Over 57 percent of urban groundwater is substandard and 17 percent is of poor quality, according to a survey of 182 Chinese cities by the Ministry of Land and Resources. In rural areas the situation is worse: 360 million people lack clean water. “Things look rather gloomy in terms of the overall quality of groundwater as more than half of the water sources assessed have been contaminated. Cancer villages have emerged in Henan, Anhui, Sichuan, Guangdong, Heilongjiang and Shandong,” it says, estimating economic losses from water pollution at several billion yuan per year. The South China Morning Post reports groundwater provides 18 percent of China’s water supply and is most important to the north where it supplies 65 percent of water for households, 50 percent for industry and 33 percent for farming. In Beijing, where the groundwater level has dropped by 1.2 meters per year since 1999, more than 70 percent of water comes from underground. Sewage, garbage, industrial waste, fertilizer and pesticides are the major sources of pollution and experts are skeptical about a 10-year, 59 billion yuan government plan to fix the problem by 2020.

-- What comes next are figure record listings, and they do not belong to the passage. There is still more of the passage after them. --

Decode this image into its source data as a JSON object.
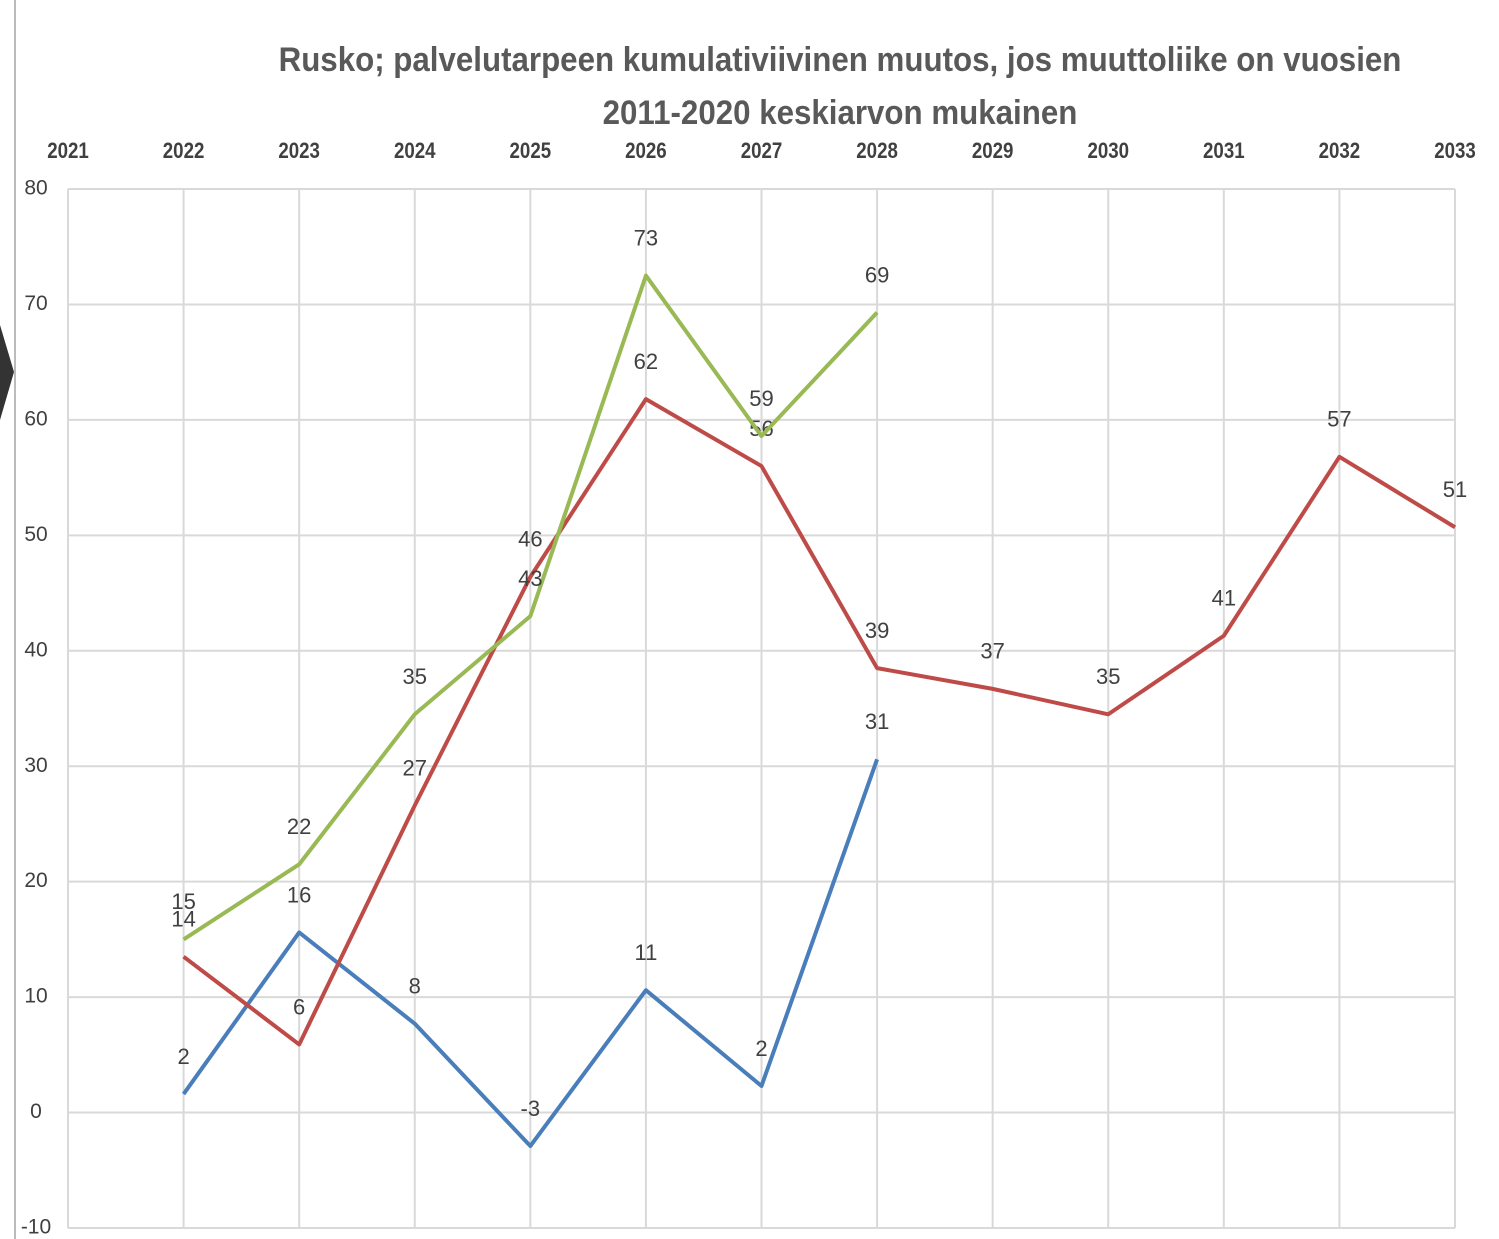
{
  "chart_data": {
    "type": "line",
    "title": "Rusko; palvelutarpeen kumulativiivinen muutos, jos muuttoliike on vuosien 2011-2020 keskiarvon mukainen",
    "categories": [
      "2021",
      "2022",
      "2023",
      "2024",
      "2025",
      "2026",
      "2027",
      "2028",
      "2029",
      "2030",
      "2031",
      "2032",
      "2033"
    ],
    "series": [
      {
        "color": "#4a7ebb",
        "values": [
          null,
          1.6,
          15.6,
          7.7,
          -2.9,
          10.6,
          2.3,
          30.6,
          null,
          null,
          null,
          null,
          null
        ],
        "value_labels": [
          null,
          "2",
          "16",
          "8",
          "-3",
          "11",
          "2",
          "31",
          null,
          null,
          null,
          null,
          null
        ]
      },
      {
        "color": "#be4b48",
        "values": [
          null,
          13.5,
          5.9,
          26.6,
          46.4,
          61.8,
          56.0,
          38.5,
          36.7,
          34.5,
          41.3,
          56.8,
          50.7
        ],
        "value_labels": [
          null,
          "14",
          "6",
          "27",
          "46",
          "62",
          "56",
          "39",
          "37",
          "35",
          "41",
          "57",
          "51"
        ]
      },
      {
        "color": "#98b954",
        "values": [
          null,
          15.0,
          21.5,
          34.5,
          43.0,
          72.5,
          58.6,
          69.3,
          null,
          null,
          null,
          null,
          null
        ],
        "value_labels": [
          null,
          "15",
          "22",
          "35",
          "43",
          "73",
          "59",
          "69",
          null,
          null,
          null,
          null,
          null
        ]
      }
    ],
    "ylim": [
      -10,
      80
    ],
    "yticks": [
      -10,
      0,
      10,
      20,
      30,
      40,
      50,
      60,
      70,
      80
    ],
    "grid": true
  }
}
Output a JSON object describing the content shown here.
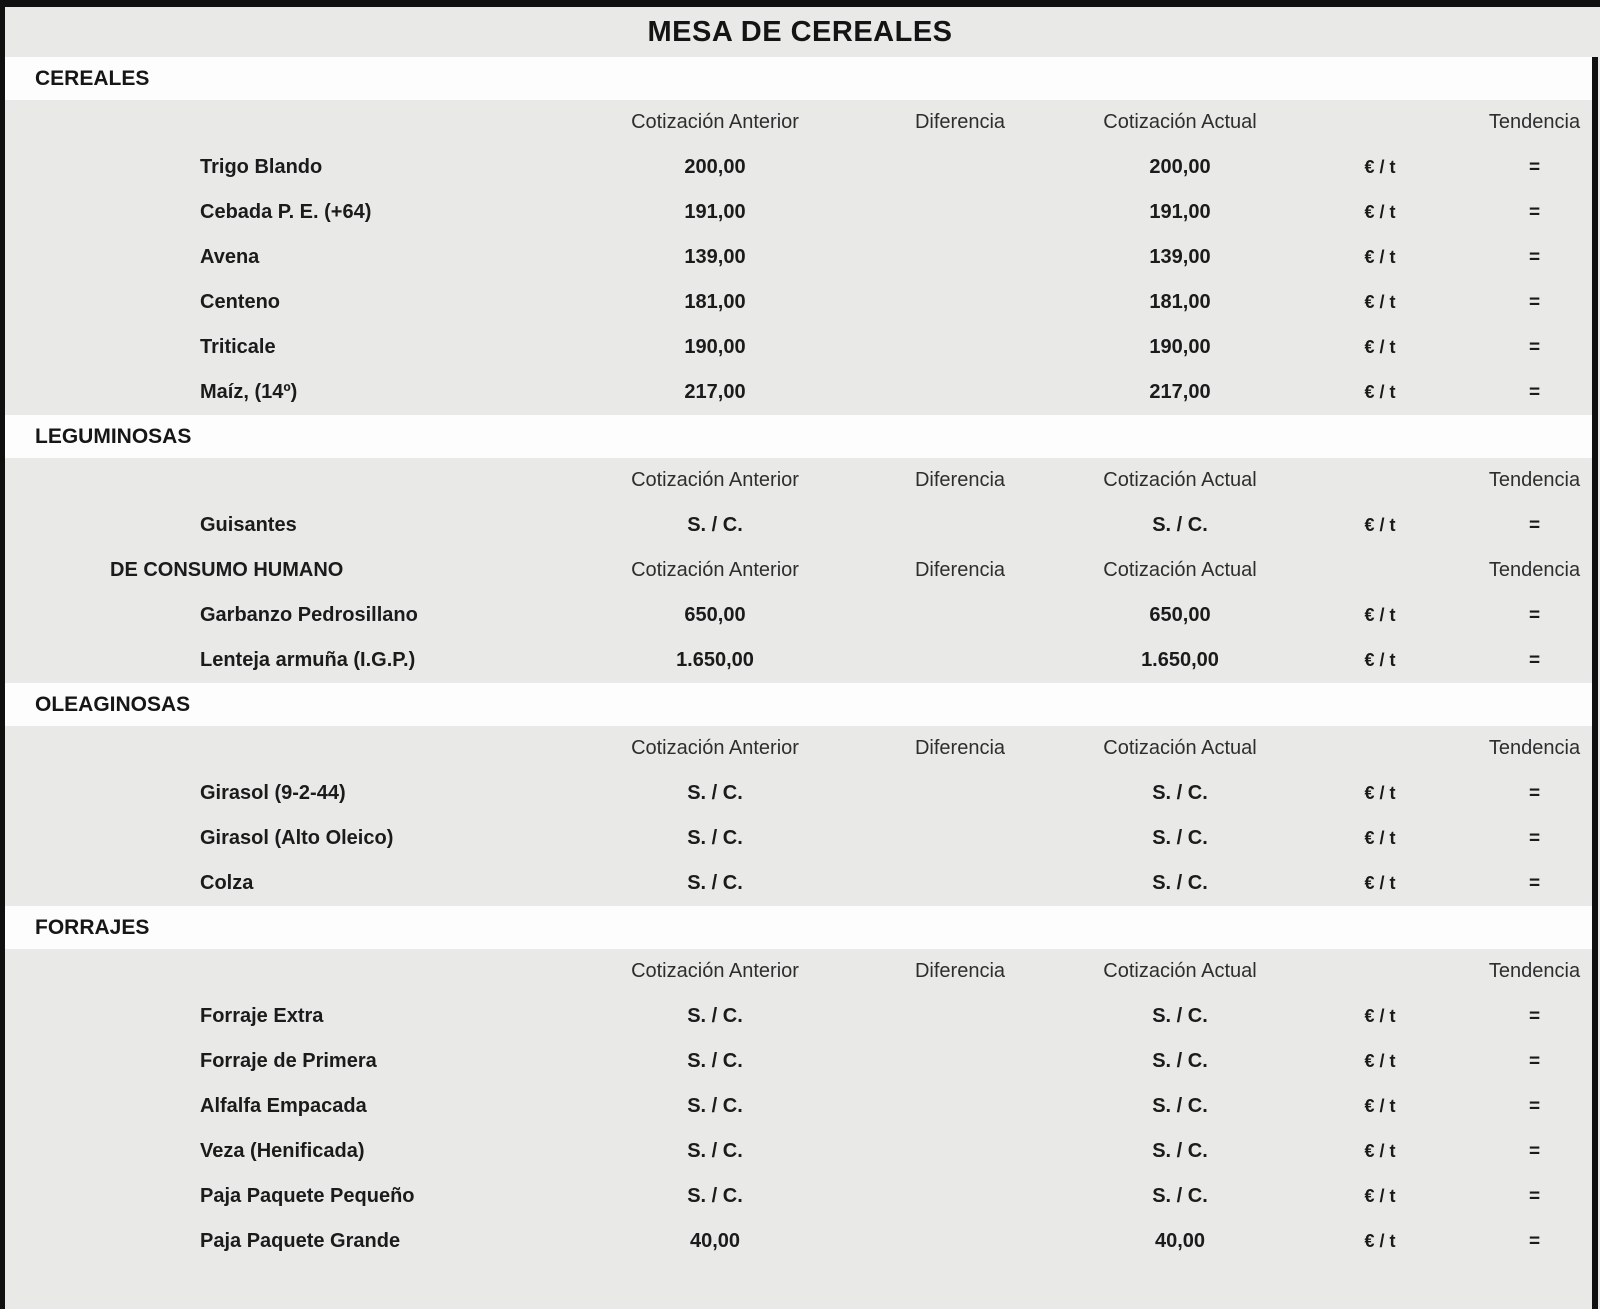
{
  "title": "MESA DE CEREALES",
  "columns": {
    "anterior": "Cotización Anterior",
    "diferencia": "Diferencia",
    "actual": "Cotización Actual",
    "tendencia": "Tendencia"
  },
  "colors": {
    "background": "#e9e9e7",
    "band": "#fdfdfd",
    "border": "#101010",
    "text": "#1b1b1b"
  },
  "sections": [
    {
      "name": "CEREALES",
      "groups": [
        {
          "label": "",
          "items": [
            {
              "label": "Trigo Blando",
              "anterior": "200,00",
              "diferencia": "",
              "actual": "200,00",
              "unit": "€ / t",
              "tendencia": "="
            },
            {
              "label": "Cebada P. E. (+64)",
              "anterior": "191,00",
              "diferencia": "",
              "actual": "191,00",
              "unit": "€ / t",
              "tendencia": "="
            },
            {
              "label": "Avena",
              "anterior": "139,00",
              "diferencia": "",
              "actual": "139,00",
              "unit": "€ / t",
              "tendencia": "="
            },
            {
              "label": "Centeno",
              "anterior": "181,00",
              "diferencia": "",
              "actual": "181,00",
              "unit": "€ / t",
              "tendencia": "="
            },
            {
              "label": "Triticale",
              "anterior": "190,00",
              "diferencia": "",
              "actual": "190,00",
              "unit": "€ / t",
              "tendencia": "="
            },
            {
              "label": "Maíz, (14º)",
              "anterior": "217,00",
              "diferencia": "",
              "actual": "217,00",
              "unit": "€ / t",
              "tendencia": "="
            }
          ]
        }
      ]
    },
    {
      "name": "LEGUMINOSAS",
      "groups": [
        {
          "label": "",
          "items": [
            {
              "label": "Guisantes",
              "anterior": "S. / C.",
              "diferencia": "",
              "actual": "S. / C.",
              "unit": "€ / t",
              "tendencia": "="
            }
          ]
        },
        {
          "label": "DE CONSUMO HUMANO",
          "items": [
            {
              "label": "Garbanzo Pedrosillano",
              "anterior": "650,00",
              "diferencia": "",
              "actual": "650,00",
              "unit": "€ / t",
              "tendencia": "="
            },
            {
              "label": "Lenteja armuña (I.G.P.)",
              "anterior": "1.650,00",
              "diferencia": "",
              "actual": "1.650,00",
              "unit": "€ / t",
              "tendencia": "="
            }
          ]
        }
      ]
    },
    {
      "name": "OLEAGINOSAS",
      "groups": [
        {
          "label": "",
          "items": [
            {
              "label": "Girasol (9-2-44)",
              "anterior": "S. / C.",
              "diferencia": "",
              "actual": "S. / C.",
              "unit": "€ / t",
              "tendencia": "="
            },
            {
              "label": "Girasol (Alto Oleico)",
              "anterior": "S. / C.",
              "diferencia": "",
              "actual": "S. / C.",
              "unit": "€ / t",
              "tendencia": "="
            },
            {
              "label": "Colza",
              "anterior": "S. / C.",
              "diferencia": "",
              "actual": "S. / C.",
              "unit": "€ / t",
              "tendencia": "="
            }
          ]
        }
      ]
    },
    {
      "name": "FORRAJES",
      "groups": [
        {
          "label": "",
          "items": [
            {
              "label": "Forraje Extra",
              "anterior": "S. / C.",
              "diferencia": "",
              "actual": "S. / C.",
              "unit": "€ / t",
              "tendencia": "="
            },
            {
              "label": "Forraje de Primera",
              "anterior": "S. / C.",
              "diferencia": "",
              "actual": "S. / C.",
              "unit": "€ / t",
              "tendencia": "="
            },
            {
              "label": "Alfalfa Empacada",
              "anterior": "S. / C.",
              "diferencia": "",
              "actual": "S. / C.",
              "unit": "€ / t",
              "tendencia": "="
            },
            {
              "label": "Veza (Henificada)",
              "anterior": "S. / C.",
              "diferencia": "",
              "actual": "S. / C.",
              "unit": "€ / t",
              "tendencia": "="
            },
            {
              "label": "Paja Paquete Pequeño",
              "anterior": "S. / C.",
              "diferencia": "",
              "actual": "S. / C.",
              "unit": "€ / t",
              "tendencia": "="
            },
            {
              "label": "Paja Paquete Grande",
              "anterior": "40,00",
              "diferencia": "",
              "actual": "40,00",
              "unit": "€ / t",
              "tendencia": "="
            }
          ]
        }
      ]
    }
  ]
}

Starting next year China will limit the number of entertainment programs and restricted television that “records the dark and gloomy side of society,” the Southern Metropolis Daily reports. Performance galas and programs about talent, dating, games, talk and reality TV will be replaced with morality-building programing. According to the official directive no more than nine such shows will be aired on China’s 34 cable channels between 7:30pm and 10pm each day. Each television network will be limited to two such shows each week and no more than 90 minutes of such shows on any given night. Programs that “promote harmony, health and mainstream culture” and “socialist core values” will fill the time slots. Networks are ordered to improve their news programs and offer more documentaries on economics, culture, science and education, Reuters reports.

October 27:


China’s authorities will tighten control over social media and instant-messaging, according to a communiqué approved by the Communist Party of China (CPC) Central Committee. The CPC will “strengthen guidance and management of social media and instant-messaging tools to regulate the dissemination of internet information in a civilized and rational environment,” according to the document. The CPC vows to develop a “healthy and positive” internet culture by establishing an online security-evaluation mechanism to protect the security of “national information.” More than 200 million Chinese use Twitter-like microblogs, including Sina Corporation’s Weibo, which transmit information, political views and challenges to official policies. The introduction of a real-name registration system is forthcoming and Sina is working to limit rumors and punish Weibo users who post them, the South China Morning Post reports.

October 31:


As part of its effort to increase Russian tourism and commerce, officials in Harbin, Heilongjiang are investing millions to preserve and restore the city’s Russian heritage sites destroyed during the Cultural Revolution. In Volga Manor, a 600,000-square-meter park in Harbin’s Xiangfang District, an exact replica of the Saint Nicholas Cathedral was completed in 2007. Built in 1900, the Cathedral was once the city center’s landmark monument before the Red Guards tore it down. In 2007 Harbin’s city government also began transforming Laodaowai, the old Russian trade and exchange quarter, into a modern financial business zone for large-scale assemblies, entertainment, and business, Taiwan’s China Post reports.

[Editor’s Note: This report on China’s protection of Russian culture is part of a larger effort for Taiwan’s media to gain greater access to mainland China. These efforts will begin with cultural piece like this one and may be expanded to other spheres.]

“China approves of Nepal’s firm stance on issues relating to Tibet and heartily appreciates Nepal’s sincere cooperation,” General Chen Bingde, the Chief of the General Staff of China’s People’s Liberation Army told his Nepalese counterpart General Chhatraman Singh Gurung during their meeting in Beijing. Gurung responded that: “Nepal has always adhered to the one-China policy and will never allow any force to make use of the Nepalese territory to engage in anti-China activities.” Nepal’s security services have adopted tough measures against Tibetan refugees who trek the treacherous Himalayan trail to escape from Tibet through Nepal to the Dalai Lama’s enclave in Dharamshala, India and have arrested Tibetan refugees for holding anti-Beijing protests in Kathmandu, the Press Trust of India reports.